The Bhagavad Gita is unique for it emerged in a battlefield as a dialogue between Arjuna and Krishna. Both of them were administrators or rulers and not ascetics. Arjuna suddenly crumbled emotionally and Krishna had to elevate and empower Arjuna’s inner faculties so he could do his duty as a warrior. Arjuna’s crisis was in his mind. Sri Krishna dealt with it dexterously. Explaining his stand and vision, Krishna probes into the very depths of human personality, bringing forth its imperishable and ever-brilliant dimension.

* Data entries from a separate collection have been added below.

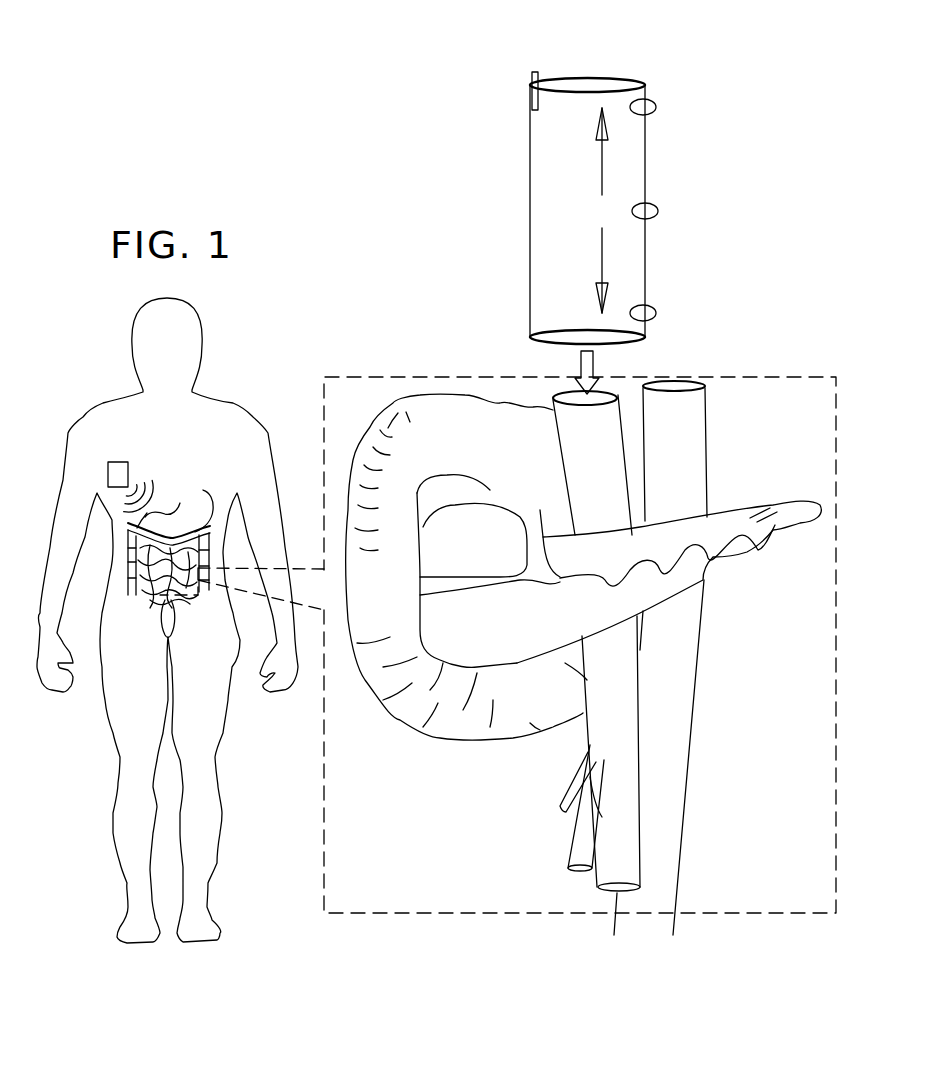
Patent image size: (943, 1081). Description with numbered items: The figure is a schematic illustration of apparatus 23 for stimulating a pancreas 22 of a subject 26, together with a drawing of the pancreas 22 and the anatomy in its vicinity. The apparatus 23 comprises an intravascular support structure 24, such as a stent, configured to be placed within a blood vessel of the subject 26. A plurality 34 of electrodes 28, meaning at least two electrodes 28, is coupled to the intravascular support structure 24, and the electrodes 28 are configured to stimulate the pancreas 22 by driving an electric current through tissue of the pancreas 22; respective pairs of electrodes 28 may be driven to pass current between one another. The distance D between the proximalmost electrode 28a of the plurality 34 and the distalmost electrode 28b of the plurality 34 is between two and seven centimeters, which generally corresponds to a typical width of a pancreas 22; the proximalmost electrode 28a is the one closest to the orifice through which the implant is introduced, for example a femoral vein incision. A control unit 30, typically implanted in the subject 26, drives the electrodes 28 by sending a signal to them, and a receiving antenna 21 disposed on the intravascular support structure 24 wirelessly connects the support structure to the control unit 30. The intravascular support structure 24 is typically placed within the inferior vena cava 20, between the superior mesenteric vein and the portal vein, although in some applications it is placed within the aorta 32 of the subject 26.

The inferior vena cava 20 is at (577, 827).
The receiving antenna 21 is at (530, 97).
The pancreas 22 is at (763, 550).
The apparatus 23 is at (619, 177).
The intravascular support structure 24 is at (530, 208).
The subject 26 is at (217, 333).
The electrode 28 is at (651, 206).
The proximalmost electrode 28a is at (671, 296).
The distalmost electrode 28b is at (650, 100).
The control unit 30 is at (128, 465).
The aorta 32 is at (673, 827).
The plurality of electrodes 34 is at (692, 192).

The administrator-knower Krishna gave an administrative gospel to Arjuna the administrator to empower him to perform the administrative task of warfare, with dedication, non-expectation, equanimity and inner abundance.
Swamiji, while many masters advise the seekers to transcend the mind, you always speak of strengthening the mind.
Transcending the mind is a traditional, philosophical phrase. It means rising above the mind’s characteristic likes and dislikes. Mind is made up of two strands, likes and dislikes, attraction and repulsion. Actually, it is three strands: raaga, dvesha and bhaya (attraction, repulsion and fear). If you can sublimate these three, the mind gets transformed. Call it the super-mind! This is what is meant by transcending the mind. I decided that going beyond the mind is an expression that is likely to misunderstood, I decided to describe the mind as an inestimable treasure. After all, is not the mind that experiences infinitude itself infinite? The part we use is just the surface. There are inestimable depths within.
Swamiji, is there a message you would like to give our readers?
Any one given to reading does so to get enlightened and enriched inwardly. It is not the body, but the mind and the intelligence that gets enriched. The purpose of true reading should be to enrich oneself with the inner resources and potential. Our ashrams in Delhi, as well in other cities, are called Centres for Inner Resource Development. They are places where one is made aware of one’s inner resources and taught to harness them. So, dear readers, discover your inner resources – identify and develop them. Do remember that resources are spiritual in character and spiritual resource development alone will make you feel happy, comfortable, harmonious and fulfilled in life.